When you meet and marry your husband the way I did, nobody expects you to stay married. Nobody. And when you marry a cowboy, it makes for an interesting ride full of ups, downs, and even a few “bucked off” moments. Through it all though, you remember why you married and how love & vows played the biggest roles in keeping you married.
January 30th, we will celebrate our 19th wedding anniversary. I realize the accomplishment that is, particularly in our current times, however, please don’t think there was pixie dust sprinkled on us, spreading joy & happiness every day. In fact, several years were quite the opposite and I think we both gave each-other the ‘what did we get ourselves into’ look many times. But then we remember…….our love and our vows.
When I look at this photo, I remember two things; being happy and being sad. I was 16 and 5 months pregnant with Tyler. I was happy because I was with the man that I loved. And I was sad because we lived away from anyone and everyone and I was clueless on how to be a wife, much less a mother. But our love for one another and our vows got us through those times; the times where we ate at Dairy Queen because I didn’t know how to cook, our heartbreaking miscarriages, and even the moments when we’d wonder how the heck we were gonna feed our kids when payday was still two more weeks away. We made it work because we loved each-other and because we made a vow to be true to each-other in good times and in bad, in sickness and in health, for better for worse, for richer for poorer til death do us part.

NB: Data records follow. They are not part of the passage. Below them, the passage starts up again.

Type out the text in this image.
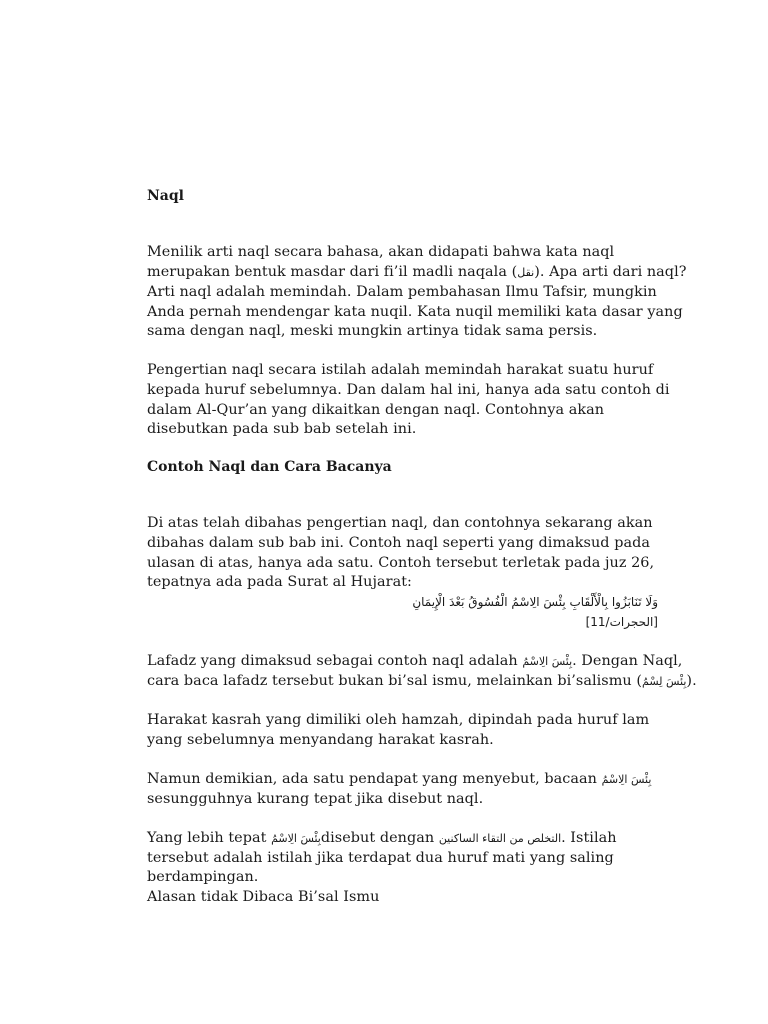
Naql
Menilik arti naql secara bahasa, akan didapati bahwa kata naql
merupakan bentuk masdar dari fi’il madli naqala (نقل). Apa arti dari naql?
Arti naql adalah memindah. Dalam pembahasan Ilmu Tafsir, mungkin
Anda pernah mendengar kata nuqil. Kata nuqil memiliki kata dasar yang
sama dengan naql, meski mungkin artinya tidak sama persis.
Pengertian naql secara istilah adalah memindah harakat suatu huruf
kepada huruf sebelumnya. Dan dalam hal ini, hanya ada satu contoh di
dalam Al-Qur’an yang dikaitkan dengan naql. Contohnya akan
disebutkan pada sub bab setelah ini.
Contoh Naql dan Cara Bacanya
Di atas telah dibahas pengertian naql, dan contohnya sekarang akan
dibahas dalam sub bab ini. Contoh naql seperti yang dimaksud pada
ulasan di atas, hanya ada satu. Contoh tersebut terletak pada juz 26,
tepatnya ada pada Surat al Hujarat:
وَلَا تَنَابَزُوا بِالْأَلْقَابِ بِئْسَ الِاسْمُ الْفُسُوقُ بَعْدَ الْإِيمَانِ
[الحجرات/11]
Lafadz yang dimaksud sebagai contoh naql adalah بِئْسَ الِاسْمُ. Dengan Naql,
cara baca lafadz tersebut bukan bi’sal ismu, melainkan bi’salismu (بِئْسَ لِسْمُ).
Harakat kasrah yang dimiliki oleh hamzah, dipindah pada huruf lam
yang sebelumnya menyandang harakat kasrah.
Namun demikian, ada satu pendapat yang menyebut, bacaan بِئْسَ الِاسْمُ
sesungguhnya kurang tepat jika disebut naql.
Yang lebih tepat بِئْسَ الِاسْمُdisebut dengan التخلص من التقاء الساكنين. Istilah
tersebut adalah istilah jika terdapat dua huruf mati yang saling
berdampingan.
Alasan tidak Dibaca Bi’sal Ismu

One of the great illusions of our time is that love is self-sustaining. It is not. Love must be fed and nurtured, constantly renewed. That demands ingenuity and consideration, but first and foremost, it demands time.
I truly believe this statement. I think that so many times, couples give up thinking that there is something better out there that would require less time & work and perhaps that’s true, but then what’s the point of the wedding vows? As I’ve gotten older, I’ve learned to work through and appreciate the bad with the good because it has made our marriage substantial, our love for one-another stronger, and that only makes us more powerful as a couple. I have always given my husband credit for us being happily married. He is so slow to anger, he believes the best in people, he is as steady as a rock, he works from sun up to sun down to take care of us, and he is as faithful as any man could be. It took me a long time to truly appreciate those qualities, and instill them in myself, but I did and still continue to work at it……and more recently, when I turned it around and started to love my husband as God loves me, that’s when I knew that there will never be anything that will ever come between us. I began focusing less on his faults and more on my own… and my own need for God’s grace in my life. While I may dislike my husband at certain times (like when he promises to bring me a Dr. Pepper but then forgets), I completely love him with all my heart. There are no words to express my gratitude, only actions, actions of respect, honor and devotion until death parts us.
To live happily ever-after does not mean there are no struggles. It does mean that when you choose to die to yourself, to your SELFishness, your demands, your rights, and seek to really love, to be joined together as one, then you can start to live happily ever-after.
For every hard moment, there were twice as many happy & joyful moments and all I can do is smile when I think of them. I pray that God blesses us with 19+ more years.